Ce sont les mots du ministre de l'Intérieur Bernard Cazeneuve qui défendu les choix de découpage au nom du besoin de donner aux régions la "taille critique" nécessaire pour avoir du poids face à d'autres régions européennes.

François De Rugy, coprésident du groupe EELV de l'Assemblée nationale est monté au front (Stéphane Leneuf)

Le secrétaire d'Etat à la Réforme territoriale André Vallini a concédé qu' "aucune carte ne fera jamais l'unanimité " précisant que le projet n'avait pas pour but de "heurter ou gommer les identités locales."

Au printemps dernier, le gouvernement a présenté une première carte à 14 régions, "dessinée sur un coin de table à l'Élysée" par ses détracteurs. Cette carte a été supprimée par le Sénat en première lecture puis rétablie mais à 13 régions par l'Assemblée en juillet. En seconde lecture fin octobre, le Sénat a porté cette carte à 15 régions, mais les députés sont revenus en commission sur ces modifications la semaine dernière en fusionnant l'Alsace avec la Lorraine et Champagne-Ardennes, ainsi que le Languedoc-Roussillon avec Midi-Pyrénées.

Ne tuez pas l'Alsace!

Jean-Luc Reitzer, député UMP de la troisième circonscription du Haut-Rhin a brandi la menace du Front national aux élections régionales et cantonales pour tenter d'infléchir la décision du gouvernement :

Dans quelle société peut-on marier les gens contre leur gré?

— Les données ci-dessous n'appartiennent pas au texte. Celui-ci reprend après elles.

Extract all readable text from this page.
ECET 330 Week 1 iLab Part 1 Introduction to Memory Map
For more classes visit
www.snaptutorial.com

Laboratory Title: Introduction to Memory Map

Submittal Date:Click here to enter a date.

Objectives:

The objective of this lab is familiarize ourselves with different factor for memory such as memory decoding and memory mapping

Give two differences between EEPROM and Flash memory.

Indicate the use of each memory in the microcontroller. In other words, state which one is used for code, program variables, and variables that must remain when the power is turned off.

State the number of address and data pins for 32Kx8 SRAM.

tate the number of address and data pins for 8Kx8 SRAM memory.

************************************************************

Le député UMP du Bas-Rhin Laurent Furst était l'invité du journal de 13h de Claire Servajean. il s'est battu avec ses collègues alsaciens pour tenter de faire échouer la fusion avec la Lorraine et Champagne-Ardennes :

On se bat depuis dix ans pour un vrai projet : la fusion de nos deux départements en une région Alsace.

Du côté de la majorité, Bernard Roman, député socialistes a essayé de repousser de trois ans la fusion du Nord-Pas-de-Calais avec la Picardie, une décison contestée par la maire de Lille Martine Aubry.